Update Arbeitsrecht 16|2022 vom 10.08.2022
Leitsatzreport
EGMR: Das Tarifeinheitsgesetz ist mit dem Recht auf gewerkschaftliche Betätigung gemäß Art.11 EMRK vereinbar
Europäischer Gerichtshof für Menschenrechte, Urteil vom 05.07.2022, 815/18 u.a.
Art.11 Europäische Menschenrechtskonvention (EMRK); § 4a Tarifvertragsgesetz (TVG)
Leitsätze der Redaktion:
1. Infolge des Tarifeinheitsgrundsatzes gemäß § 4a Tarifvertragsgesetz (TVG) verlieren die betrieblichen Minderheitsgewerkschaften nicht das Recht, Tarifverhandlungen zu führen und, falls nötig, Arbeitskampfmaßnahmen zu ergreifen. Auch das Recht zum Abschluss von Tarifverträgen ist nicht berührt.

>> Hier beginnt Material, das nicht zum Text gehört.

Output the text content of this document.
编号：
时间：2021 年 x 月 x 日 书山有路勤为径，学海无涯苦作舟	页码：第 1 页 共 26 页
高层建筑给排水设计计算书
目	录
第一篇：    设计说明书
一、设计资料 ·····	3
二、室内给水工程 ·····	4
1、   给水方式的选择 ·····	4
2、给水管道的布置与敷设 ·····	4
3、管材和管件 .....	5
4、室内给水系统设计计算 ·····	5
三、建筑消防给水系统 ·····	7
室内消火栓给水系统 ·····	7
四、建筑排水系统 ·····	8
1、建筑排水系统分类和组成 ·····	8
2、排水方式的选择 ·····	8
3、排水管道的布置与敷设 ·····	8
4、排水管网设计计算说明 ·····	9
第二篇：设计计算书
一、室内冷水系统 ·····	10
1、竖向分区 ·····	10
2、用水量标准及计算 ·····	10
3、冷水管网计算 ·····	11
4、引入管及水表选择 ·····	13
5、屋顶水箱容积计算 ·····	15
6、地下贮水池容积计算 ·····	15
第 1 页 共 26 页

2. Durch § 4a TVG sollen die Gewerkschaften dazu angehalten werden, ihre Tarifverhandlungen zu koordinieren. Für den Fall des Scheiterns der Koordinierung sieht § 4a TVG unterschiedliche Rechtswirkungen für die kollidierenden Tarifverträge vor, indem nur der durch die betriebliche Mehrheitsgewerkschaft abgeschlossene Tarifvertrag anwendbar bleibt.
3. Der Grundsatz der Tarifeinheit beeinträchtigt das Recht kleinerer Gewerkschaften auf Tarifverhandlungen nur in geringem Umfang. Die wesentlichen Elemente der Gewerkschaftsfreiheit bleiben bestehen.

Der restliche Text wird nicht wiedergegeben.